To address these barriers, Spanish-speaking Carle Health physicians will help staff the health fair, providing free physical and eye exams, screenings for diabetes, high blood pressure, and high cholesterol, and advice on good health practices. “We are hoping that with the health fair, we will be able to meet participants in their comfort zone and this will be the first step in building that positive relationship to follow up with the connections that they start at the health fair,” Shah explained.
 
Carlos E. Brown Jr., MD, is in his fifth year at Carle Foundation Hospital, working in the Emergency Department. He works with the Carle Illinois medical students as a Clinical Assistant Professor and Medical Facilitator so he was happy to help with the fair when students asked him.
 
Brown said he learned Spanish through his grandmother and while in high school and college. His father was from Mexico, but wanted the children in the household to speak only English.

“For Spanish-speaking patients, the first and most difficult barrier to overcome is being underserved,” Brown said. “The language-barrier serves as a road block to many aspects of a non-English speaking person’s life. And when that barrier becomes a divide between being healthy and illness, we can do better as a community to overcome that barrier to basic health-care.” The number of individuals he sees in the Emergency Department who speak Spanish is rather small. An increasing number of patients are actually speaking a Mayan language called Q’anjob’al, which is common for individuals from Guatemala and part of Mexico.
 
Several years ago, a similar health fair was sponsored by medical students at the University of Illinois Urbana-Champaign, but it was suspended when the COVID-19 pandemic hit. “We thought that this year would be a crucial year to bring back the health fair to mitigate the downstream effects of the pandemic as best as we can and to make progress towards closing that gap,” Shah said.

The Hispanic Heritage Patriotic Month health fair will include booths focusing on different aspects of health care, ranging from nutrition to ophthalmology and blood typing, as well as best practices for healthy living.

“Preventative actions such as checking blood pressures regularly, practicing mindful eating, and being aware of resources in the neighborhood can pay off exponentially in the long run, and we are excited to bring that to the public,” Shah said. “The health fair was created with the idea of providing resources and knowledge to participants to take control of their own well-being.”

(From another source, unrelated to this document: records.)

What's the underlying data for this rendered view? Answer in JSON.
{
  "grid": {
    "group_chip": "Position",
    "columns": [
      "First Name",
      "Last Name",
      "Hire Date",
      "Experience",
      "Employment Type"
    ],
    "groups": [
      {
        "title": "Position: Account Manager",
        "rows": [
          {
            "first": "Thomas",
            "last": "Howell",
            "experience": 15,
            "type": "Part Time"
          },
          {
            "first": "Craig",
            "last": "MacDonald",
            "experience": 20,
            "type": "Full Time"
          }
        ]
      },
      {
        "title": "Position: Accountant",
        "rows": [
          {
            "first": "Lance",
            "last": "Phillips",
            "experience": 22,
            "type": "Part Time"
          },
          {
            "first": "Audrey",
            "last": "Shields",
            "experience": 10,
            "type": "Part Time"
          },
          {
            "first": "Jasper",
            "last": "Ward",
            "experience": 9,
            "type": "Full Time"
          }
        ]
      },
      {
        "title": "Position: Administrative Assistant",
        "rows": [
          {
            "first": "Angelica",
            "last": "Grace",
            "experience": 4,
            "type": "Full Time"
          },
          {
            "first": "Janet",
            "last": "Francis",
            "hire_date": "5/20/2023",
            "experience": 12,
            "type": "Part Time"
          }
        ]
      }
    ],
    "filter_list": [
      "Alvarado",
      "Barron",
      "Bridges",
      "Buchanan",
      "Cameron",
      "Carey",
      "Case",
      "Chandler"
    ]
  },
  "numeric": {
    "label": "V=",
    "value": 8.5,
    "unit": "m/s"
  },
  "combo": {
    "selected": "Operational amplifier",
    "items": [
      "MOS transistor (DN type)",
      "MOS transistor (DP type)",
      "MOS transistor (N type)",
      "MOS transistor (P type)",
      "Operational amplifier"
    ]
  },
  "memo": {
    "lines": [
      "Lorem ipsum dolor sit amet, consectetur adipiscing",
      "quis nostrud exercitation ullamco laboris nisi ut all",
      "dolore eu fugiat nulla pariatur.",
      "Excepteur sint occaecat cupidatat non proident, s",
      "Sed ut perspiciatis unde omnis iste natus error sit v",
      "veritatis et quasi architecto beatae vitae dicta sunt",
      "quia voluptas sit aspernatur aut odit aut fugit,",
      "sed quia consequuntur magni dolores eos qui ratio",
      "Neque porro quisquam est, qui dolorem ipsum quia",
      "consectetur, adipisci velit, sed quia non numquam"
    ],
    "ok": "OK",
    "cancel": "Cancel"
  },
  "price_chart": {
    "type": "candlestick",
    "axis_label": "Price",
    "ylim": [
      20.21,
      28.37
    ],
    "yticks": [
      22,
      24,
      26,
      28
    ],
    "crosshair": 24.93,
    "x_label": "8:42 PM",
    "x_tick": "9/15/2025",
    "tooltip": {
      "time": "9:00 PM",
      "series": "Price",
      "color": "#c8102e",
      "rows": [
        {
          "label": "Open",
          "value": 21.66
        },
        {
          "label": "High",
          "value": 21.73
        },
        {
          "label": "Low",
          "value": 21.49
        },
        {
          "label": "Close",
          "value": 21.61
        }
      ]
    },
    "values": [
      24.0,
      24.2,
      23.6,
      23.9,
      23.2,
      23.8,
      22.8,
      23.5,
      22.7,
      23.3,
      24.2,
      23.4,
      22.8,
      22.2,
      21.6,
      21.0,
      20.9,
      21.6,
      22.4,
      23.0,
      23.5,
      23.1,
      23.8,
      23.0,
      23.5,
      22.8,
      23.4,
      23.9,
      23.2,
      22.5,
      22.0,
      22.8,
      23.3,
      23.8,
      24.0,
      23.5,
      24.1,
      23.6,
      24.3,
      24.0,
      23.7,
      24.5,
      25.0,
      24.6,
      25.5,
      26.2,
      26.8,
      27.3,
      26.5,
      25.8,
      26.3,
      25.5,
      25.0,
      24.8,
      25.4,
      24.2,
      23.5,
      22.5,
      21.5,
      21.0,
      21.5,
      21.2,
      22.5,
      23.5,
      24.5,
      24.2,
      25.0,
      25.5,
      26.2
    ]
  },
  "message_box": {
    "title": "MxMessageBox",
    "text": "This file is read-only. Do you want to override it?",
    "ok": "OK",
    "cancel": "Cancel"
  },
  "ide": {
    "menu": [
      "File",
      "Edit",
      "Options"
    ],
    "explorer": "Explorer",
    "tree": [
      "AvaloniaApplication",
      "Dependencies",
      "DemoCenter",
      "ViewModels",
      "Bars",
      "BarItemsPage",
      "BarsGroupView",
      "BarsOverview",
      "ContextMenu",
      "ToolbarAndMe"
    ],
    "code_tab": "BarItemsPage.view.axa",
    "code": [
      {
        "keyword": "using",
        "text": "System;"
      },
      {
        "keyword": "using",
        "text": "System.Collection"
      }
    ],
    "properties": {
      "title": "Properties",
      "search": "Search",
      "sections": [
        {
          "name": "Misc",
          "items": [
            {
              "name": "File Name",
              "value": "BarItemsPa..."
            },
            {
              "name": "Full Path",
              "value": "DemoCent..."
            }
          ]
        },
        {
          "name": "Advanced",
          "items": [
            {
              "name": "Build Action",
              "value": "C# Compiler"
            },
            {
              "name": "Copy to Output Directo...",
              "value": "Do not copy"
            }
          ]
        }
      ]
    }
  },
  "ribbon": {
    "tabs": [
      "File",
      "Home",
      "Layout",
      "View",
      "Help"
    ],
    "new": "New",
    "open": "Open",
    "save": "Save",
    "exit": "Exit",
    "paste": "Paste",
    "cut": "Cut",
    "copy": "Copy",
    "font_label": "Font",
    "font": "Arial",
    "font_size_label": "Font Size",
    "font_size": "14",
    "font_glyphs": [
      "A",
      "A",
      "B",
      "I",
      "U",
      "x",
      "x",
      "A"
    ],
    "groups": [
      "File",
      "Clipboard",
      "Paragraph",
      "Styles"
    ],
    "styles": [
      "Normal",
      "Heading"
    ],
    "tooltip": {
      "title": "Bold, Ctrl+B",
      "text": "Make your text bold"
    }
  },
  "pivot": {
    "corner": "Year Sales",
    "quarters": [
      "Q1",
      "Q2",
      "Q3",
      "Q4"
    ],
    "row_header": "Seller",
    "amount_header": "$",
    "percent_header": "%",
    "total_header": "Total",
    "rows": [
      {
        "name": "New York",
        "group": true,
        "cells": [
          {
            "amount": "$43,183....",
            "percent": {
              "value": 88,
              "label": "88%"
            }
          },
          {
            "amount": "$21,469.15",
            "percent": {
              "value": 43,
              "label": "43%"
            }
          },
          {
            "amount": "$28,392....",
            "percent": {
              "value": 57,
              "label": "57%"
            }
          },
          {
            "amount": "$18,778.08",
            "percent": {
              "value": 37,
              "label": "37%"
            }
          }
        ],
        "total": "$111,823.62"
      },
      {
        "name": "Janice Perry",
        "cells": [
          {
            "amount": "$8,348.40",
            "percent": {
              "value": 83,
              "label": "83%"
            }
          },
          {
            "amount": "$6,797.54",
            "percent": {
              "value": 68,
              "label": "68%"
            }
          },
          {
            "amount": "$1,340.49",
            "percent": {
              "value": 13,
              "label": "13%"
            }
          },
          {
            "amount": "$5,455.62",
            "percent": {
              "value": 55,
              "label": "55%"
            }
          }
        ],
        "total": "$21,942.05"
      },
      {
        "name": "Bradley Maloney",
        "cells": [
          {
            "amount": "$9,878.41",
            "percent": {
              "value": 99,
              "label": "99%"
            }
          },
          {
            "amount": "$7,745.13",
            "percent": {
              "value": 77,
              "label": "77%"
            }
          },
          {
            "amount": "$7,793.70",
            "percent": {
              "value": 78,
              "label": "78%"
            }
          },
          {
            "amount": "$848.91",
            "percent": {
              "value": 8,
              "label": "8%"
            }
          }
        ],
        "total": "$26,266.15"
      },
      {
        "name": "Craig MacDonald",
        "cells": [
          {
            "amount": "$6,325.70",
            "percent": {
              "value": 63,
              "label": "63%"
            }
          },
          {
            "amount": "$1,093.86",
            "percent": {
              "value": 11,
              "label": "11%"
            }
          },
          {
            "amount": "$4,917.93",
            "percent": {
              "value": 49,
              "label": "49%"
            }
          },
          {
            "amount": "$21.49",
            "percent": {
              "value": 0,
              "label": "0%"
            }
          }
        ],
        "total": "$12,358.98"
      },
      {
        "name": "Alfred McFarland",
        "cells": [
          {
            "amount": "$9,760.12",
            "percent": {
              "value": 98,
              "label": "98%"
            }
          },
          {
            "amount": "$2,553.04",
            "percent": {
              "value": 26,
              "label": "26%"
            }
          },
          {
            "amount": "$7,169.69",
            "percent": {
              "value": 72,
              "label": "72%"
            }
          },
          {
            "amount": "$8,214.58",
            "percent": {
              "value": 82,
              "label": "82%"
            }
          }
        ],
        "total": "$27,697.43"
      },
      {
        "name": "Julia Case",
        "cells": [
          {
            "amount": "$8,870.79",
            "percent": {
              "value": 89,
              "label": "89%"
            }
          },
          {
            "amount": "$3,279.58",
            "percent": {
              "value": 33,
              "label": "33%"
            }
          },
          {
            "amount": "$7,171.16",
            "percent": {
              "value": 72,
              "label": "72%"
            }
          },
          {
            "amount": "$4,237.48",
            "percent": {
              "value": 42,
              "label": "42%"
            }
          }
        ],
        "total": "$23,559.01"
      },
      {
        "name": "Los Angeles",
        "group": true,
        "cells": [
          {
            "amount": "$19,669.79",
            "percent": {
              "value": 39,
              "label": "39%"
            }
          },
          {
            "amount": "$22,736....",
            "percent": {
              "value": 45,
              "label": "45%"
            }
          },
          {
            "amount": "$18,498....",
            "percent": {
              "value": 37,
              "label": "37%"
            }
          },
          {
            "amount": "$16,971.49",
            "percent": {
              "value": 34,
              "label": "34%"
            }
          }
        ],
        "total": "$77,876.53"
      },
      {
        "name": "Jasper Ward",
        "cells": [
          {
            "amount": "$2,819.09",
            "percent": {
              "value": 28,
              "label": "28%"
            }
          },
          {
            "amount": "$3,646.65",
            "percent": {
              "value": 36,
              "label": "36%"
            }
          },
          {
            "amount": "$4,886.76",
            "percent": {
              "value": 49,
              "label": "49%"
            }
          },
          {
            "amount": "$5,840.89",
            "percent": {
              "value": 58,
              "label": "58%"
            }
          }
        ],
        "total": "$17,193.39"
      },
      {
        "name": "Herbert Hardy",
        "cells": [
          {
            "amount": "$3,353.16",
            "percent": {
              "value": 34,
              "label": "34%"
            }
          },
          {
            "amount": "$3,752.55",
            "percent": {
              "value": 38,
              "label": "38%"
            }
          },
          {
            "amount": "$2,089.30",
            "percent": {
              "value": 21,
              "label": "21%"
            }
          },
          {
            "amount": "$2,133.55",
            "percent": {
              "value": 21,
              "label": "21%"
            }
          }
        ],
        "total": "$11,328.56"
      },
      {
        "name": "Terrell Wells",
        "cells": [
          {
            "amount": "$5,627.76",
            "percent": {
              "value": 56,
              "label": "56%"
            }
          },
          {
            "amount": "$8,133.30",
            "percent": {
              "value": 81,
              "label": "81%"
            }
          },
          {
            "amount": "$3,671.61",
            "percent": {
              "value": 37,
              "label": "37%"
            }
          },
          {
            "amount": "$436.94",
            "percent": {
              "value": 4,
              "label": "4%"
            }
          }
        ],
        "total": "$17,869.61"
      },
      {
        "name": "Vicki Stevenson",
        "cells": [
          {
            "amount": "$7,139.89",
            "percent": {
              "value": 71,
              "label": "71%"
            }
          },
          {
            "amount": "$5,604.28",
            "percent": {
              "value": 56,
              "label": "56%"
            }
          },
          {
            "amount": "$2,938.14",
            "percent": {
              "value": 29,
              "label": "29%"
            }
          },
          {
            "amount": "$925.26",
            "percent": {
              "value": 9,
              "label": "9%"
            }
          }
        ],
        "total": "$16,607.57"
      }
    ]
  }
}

The health fair is the first student-organized project developed under Carle Illinois College of Medicine’s new Service-Learning protocol that guides medical students in the process of giving back to the community as part of the medical education process. Campaña de Salud leaders hope to make the outreach an annual event.
In addition to health services, the fair will include live Latino dance/band performances and food available for purchase.

The Hispanic Heritage Patriotic Month Health Fair is on Sunday, September 25, 2022, from 11  a.m. to 3 p.m. at 2103 North Dunlap in Champaign, IL. The event is hosted by Campaña de Salud and the Illinois Extension, with support from Carle Health.